Небогатый шляхтич мало отличался от крестьянина; его жена и дочка ходили в домашних тканях, он сам одевался в местное сукно, одевал пояс домашней фабрики; ел то, что рождала земля, пил мёд своих пчёл и пиво собственного вара. Вёл жизнь уединённую, тихую, работящую и наполовину дикую.

По правде говоря, эта одинокая жизнь порождала множество пересудов, много неудобств, но также изобиловала добродетелями, свойственными простоте и уединению. Гостеприимство, большая открытость, мужество, развитое от постоянного противостояния с природой и людьми, отличали литвина. Он говорил неизысканно, знал не много, и то, что привил отец, чему научил опыт; но для чужих и несчастных мягкий, для своих справедливый, хоть не всегда мягкий, почти во всём; за грубость платил честностью.

В Польше шляхта гораздо лучше знала своё преимущество, силу, достоинство, в Литве она ещё пугливо использовала свои привилегии. Польский шляхтич на съезде под Львовом при Сигизмунде I пригрозил панам саблей, литовский же даже не подумал бы об этом, так уважал своих князей и магнатов, по старой привычке. Более покорный, чем польский шляхтич, когда его задели за живое, литвин не умел прощать, мстил до конца, наказывал убийством, пачкался кровью, ещё послушный тому языческому пережитку — чувству мести, которую законное наказание достаточно не могло удовлетворить. Он также не обращался к закону, разве что редко и неохотно. Предпочитал сам чинить правосудие.

С подданным — будучи к нему ближе — литовский шляхтич, может, менее жестоко обходился, ещё не привык считать его скотом, потому что недавно вместе с крестьянином подчинялся неограниченной власти правителя. Эта власть, хотя значительно умеренная законами, в Литве ещё была больше, чем в Польше при последнем Ягайлле.

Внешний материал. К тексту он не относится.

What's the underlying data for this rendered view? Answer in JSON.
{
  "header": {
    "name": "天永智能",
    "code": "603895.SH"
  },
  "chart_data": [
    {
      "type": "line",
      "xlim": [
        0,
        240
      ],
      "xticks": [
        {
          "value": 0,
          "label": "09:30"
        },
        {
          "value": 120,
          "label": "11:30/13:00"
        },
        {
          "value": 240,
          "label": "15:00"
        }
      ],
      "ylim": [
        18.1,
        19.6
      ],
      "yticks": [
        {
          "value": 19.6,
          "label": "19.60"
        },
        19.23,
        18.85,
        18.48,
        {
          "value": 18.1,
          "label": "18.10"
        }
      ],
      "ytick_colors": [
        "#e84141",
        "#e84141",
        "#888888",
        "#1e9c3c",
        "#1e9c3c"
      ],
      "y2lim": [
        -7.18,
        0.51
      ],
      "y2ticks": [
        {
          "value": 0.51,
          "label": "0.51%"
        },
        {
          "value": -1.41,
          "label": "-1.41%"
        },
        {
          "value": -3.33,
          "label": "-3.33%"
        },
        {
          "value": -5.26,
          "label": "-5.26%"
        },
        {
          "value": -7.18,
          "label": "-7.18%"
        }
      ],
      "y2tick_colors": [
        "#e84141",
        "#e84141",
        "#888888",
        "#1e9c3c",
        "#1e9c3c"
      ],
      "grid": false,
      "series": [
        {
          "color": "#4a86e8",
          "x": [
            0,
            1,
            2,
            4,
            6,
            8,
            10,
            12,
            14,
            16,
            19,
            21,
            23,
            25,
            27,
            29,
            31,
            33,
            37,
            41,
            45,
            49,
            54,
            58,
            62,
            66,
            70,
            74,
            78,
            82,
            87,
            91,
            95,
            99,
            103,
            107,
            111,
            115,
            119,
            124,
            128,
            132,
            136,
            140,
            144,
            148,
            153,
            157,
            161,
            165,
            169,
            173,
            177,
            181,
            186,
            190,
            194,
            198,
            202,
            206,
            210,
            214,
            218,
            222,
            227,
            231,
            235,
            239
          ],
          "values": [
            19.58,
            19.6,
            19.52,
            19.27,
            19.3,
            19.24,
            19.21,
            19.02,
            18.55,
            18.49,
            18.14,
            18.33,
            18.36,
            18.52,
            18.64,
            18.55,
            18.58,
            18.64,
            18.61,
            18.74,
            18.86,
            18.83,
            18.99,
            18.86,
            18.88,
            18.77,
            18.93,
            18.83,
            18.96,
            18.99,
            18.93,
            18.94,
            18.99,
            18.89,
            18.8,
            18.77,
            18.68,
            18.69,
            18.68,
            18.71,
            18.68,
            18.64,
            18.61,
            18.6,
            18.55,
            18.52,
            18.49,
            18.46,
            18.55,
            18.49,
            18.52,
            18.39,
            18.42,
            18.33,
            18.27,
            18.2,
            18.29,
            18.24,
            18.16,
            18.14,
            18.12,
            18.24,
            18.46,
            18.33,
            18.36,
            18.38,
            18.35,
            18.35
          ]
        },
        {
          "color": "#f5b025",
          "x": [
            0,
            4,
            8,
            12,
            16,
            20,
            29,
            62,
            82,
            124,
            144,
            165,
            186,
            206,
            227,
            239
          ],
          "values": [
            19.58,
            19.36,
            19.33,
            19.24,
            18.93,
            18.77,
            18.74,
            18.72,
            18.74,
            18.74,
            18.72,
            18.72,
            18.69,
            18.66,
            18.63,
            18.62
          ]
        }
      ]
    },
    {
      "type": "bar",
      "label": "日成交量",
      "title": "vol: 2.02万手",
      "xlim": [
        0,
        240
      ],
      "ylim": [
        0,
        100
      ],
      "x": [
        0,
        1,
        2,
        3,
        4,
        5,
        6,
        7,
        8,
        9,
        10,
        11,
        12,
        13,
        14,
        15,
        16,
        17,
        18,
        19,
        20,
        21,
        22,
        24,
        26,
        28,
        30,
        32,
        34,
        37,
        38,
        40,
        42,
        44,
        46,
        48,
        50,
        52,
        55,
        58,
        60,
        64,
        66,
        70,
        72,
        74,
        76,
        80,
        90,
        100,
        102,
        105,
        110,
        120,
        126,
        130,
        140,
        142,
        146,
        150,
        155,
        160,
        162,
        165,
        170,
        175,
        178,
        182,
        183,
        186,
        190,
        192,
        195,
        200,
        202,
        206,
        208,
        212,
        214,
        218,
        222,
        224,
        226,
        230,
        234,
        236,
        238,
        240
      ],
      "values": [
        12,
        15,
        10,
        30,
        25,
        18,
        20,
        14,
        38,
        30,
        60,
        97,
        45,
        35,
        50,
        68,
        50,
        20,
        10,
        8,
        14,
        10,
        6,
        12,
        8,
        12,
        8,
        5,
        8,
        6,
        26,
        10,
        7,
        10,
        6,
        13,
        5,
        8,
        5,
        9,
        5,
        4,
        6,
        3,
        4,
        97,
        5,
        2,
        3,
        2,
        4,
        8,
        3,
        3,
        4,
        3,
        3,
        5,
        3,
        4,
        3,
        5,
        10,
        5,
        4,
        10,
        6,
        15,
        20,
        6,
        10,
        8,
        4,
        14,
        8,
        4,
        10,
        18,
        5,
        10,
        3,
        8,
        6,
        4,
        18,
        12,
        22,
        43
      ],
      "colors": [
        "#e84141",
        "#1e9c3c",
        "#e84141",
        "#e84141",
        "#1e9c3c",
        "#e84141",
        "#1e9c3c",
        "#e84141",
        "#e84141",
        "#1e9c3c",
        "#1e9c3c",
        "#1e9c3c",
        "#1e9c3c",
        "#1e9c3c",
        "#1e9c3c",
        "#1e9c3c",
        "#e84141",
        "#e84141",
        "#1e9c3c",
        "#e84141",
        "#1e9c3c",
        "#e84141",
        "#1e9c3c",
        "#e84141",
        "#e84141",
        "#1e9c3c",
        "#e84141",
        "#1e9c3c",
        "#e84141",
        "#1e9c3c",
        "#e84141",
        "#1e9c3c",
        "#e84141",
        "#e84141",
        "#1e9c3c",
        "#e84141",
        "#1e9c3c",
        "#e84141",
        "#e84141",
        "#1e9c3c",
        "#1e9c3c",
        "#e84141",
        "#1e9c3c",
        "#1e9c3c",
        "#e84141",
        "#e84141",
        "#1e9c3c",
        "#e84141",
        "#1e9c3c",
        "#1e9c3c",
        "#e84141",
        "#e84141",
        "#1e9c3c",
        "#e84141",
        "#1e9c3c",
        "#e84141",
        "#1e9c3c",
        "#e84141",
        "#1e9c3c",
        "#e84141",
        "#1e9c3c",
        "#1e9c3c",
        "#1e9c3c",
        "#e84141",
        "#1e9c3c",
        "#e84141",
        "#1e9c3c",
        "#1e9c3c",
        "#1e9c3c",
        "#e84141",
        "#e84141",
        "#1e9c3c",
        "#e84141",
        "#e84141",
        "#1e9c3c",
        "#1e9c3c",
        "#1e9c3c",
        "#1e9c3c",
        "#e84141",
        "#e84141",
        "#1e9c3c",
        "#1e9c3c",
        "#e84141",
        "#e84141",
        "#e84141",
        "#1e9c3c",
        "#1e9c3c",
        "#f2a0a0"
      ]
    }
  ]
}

Как жизнь в Литве была простая, так хозяйство было запущенное и дикое. Земледелие пользы не приносило, поэтому только сена было столько, сколько нужно; доходами обеспечивали мёд, воск, шкуры и т. д.

Но потребности также были маленькие и их легко было удовлетворить, не искали иных удовольствий, кроме лёгких, и тех, что были под рукой. Охота в огромных лесах приносила одновременно развлечение и пользу, сельское хозяйство было работой и забавой; вечерняя беседа у камина заканчивала спокойные дни, а опрокинутая ветром в лесу борть неоднокмратно представляла предмет долгих разговоров и исполненных заинтересованности диспутов. Медведь, что пришёл из леса, лось, что показался у стогов, были событием большого значения, воспоминанием надолго.

Покой Литвы, в котором она счастливо спала, вскоре смутили обстоятельства. Война с Польшей за Подолье и Волынь, которую разжигали влиятельные, потом дело унии, у коей было столько неприятелей, потом, наконец, Реформация.

В едва обращённой Литве, где привязанность к новой вере не могла быть ещё сильной, где уже и так две веры боролись между собой, а народ кланялся в лесах идолам и до сих пор почитал деревья и змей, Реформация, упавшая с горячим желанием обращения, с кричащим запалом, должна была многим вскружить голову.